True artistic talent is hard to come by, and making it as a professional is even more rare. One man has had his art featured in galleries across the country and has had his work collected internationally. Surprisingly, he’s a legally blind artist.

Jim Stevens is a 68-year-old Vietnam War veteran residing just outside Denver, Colorado. In 1970, when he was 19 years old, he was on a patrol mission and around midnight his unit became engaged in a firefight. During the battle Stevens was shot in the jaw, which left bullet fragments in his brain. Doctors were able to remove two of the fragments, but two still remain in his brain.

Stevens returned from Vietnam in late December 1970, and left the United States Army in 1979. His first job after the military was working as a commercial diver, and after a period of time he went back to school and earned degrees in English and publishing. Two days after his graduation, he started teaching English and law at the University of Colorado, in 1988.

Sensory Perception

Stevens was working on a lesson plan in 1993, and noticed half the words on his computer screen were beginning to disappear. The next thing he knew, he woke up in the hospital. One of the bullet fragments in his brain had moved, which caused a stroke, leaving him legally blind.

“At first I was just stunned. I really didn’t know what to do,” Stevens told The Epoch Times.

A scrimshaw piece entitled “Guardian” by Jim Stevens. (Courtesy of Jim Stevens)

Unfortunately, he and his wife divorced afterwards. Stevens was now a blind, single parent. His oldest daughter started having behavioral issues, and Stevens found himself in the principal’s office frequently.
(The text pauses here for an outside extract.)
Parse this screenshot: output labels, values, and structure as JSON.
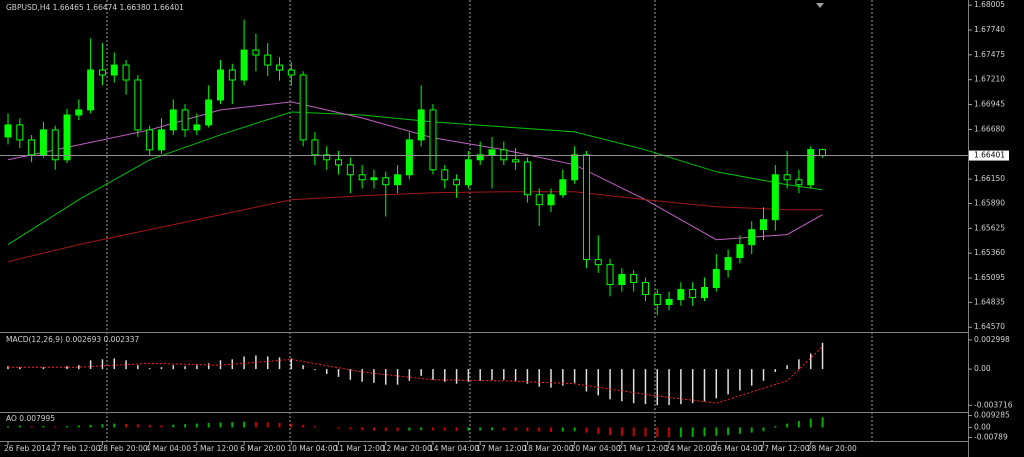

That’s when he decided to enroll her in a martial arts class to instill a sense of discipline. Soon, his youngest daughter started taking the class as well, because she had seen that it had been good for her older sister.

That’s when Stevens thought it might be positive for him as well. He walked over to the studio, and asked the sensei if he could teach a blind man. For the first three months, Stevens sat on the floor of dojo to improve his sense of hearing. The sensei would move throughout the studio, stop, and have Stevens point to where he was. After the sensei was confident that Stevens could hear something coming at him, he began throwing punches and kicks at him. Seven months later, Stevens began refining his skills.

The Blind Fighter

After three years of training, the sensei enrolled him in the “Tournament of Champions” martial arts competition. He had Stevens leave his cane in the locker room because he didn’t want anyone to know he was blind. After five fights, the 51-year-old left the tournament with a broken nose, three cracked ribs, a dislocated left knee, a torn left rotator cuff, and the championship trophy.

“I felt proud. I felt amazed. I felt stunned. I think that was a wake up call,” Stevens said.

An abstract linear painting entitled “Lady with a Chalice” by Jim Stevens. (Courtesy of Jim Stevens)

Stevens had always loved art as a hobby, and had learned how to draw and paint from his grandmother. After he won the tournament his daughters urged him to pick up his craft again. He was hesitant, but after his sensei had learned about Stevens’s interest in art from Stevens’s daughters, he told him that “art teaches art.”

Stevens went home, and started repairing the studio that he had destroyed years before following his stroke. For the next two years, Stevens kept refining his craft by carving a single sculpture despite being legally blind and only being able to see pinpoints.

He was frustrated one day, and threw the sculpture he was working on across the room. His daughter walked over, picked it up, and told him that he promised her and her sister that he would never quit. Two years later, he finally finished the six-inch tall sculpture of a wizard he had been working on.

“River Challenge” by Jim Stevens. This scrimshaw work was done using mammoth ivory. (Courtesy of Jim Stevens)

“When I finished that carving, it just dawned on me that, you know what, I might be able to do this,” Stevens recalled.

With the help of some specialized lenses, he continued to work. However, since he was only able to focus on the pinpoint he was working on, he had to develop a new way of seeing. He would scan his eyes across the canvas to see what it looked like, and return to the point he was working on.

The Blind Artist

At first, he gave his artwork to family and friends. Seven years later in 2001, someone commissioned him to do a scrimshaw piece, which is a genre of art in which engravings or carvings are made on bone or legal ivory. After mastering scrimshaw, he moved on to painting and sculpture work again. Before he knew it, his work was being featured in galleries, and his hobby had become a profession.

Every year, the Veterans Affairs Administration holds the National Veterans Creative Arts Competition. Stevens has won the gold medal in seven separate competitions, winning in his first in 2007.

Furthermore, Stevens has developed two new painting techniques and published three books. In his studio, there are notes on each of the walls to remind him to keep going, which read: “A man with vision is never truly blind.”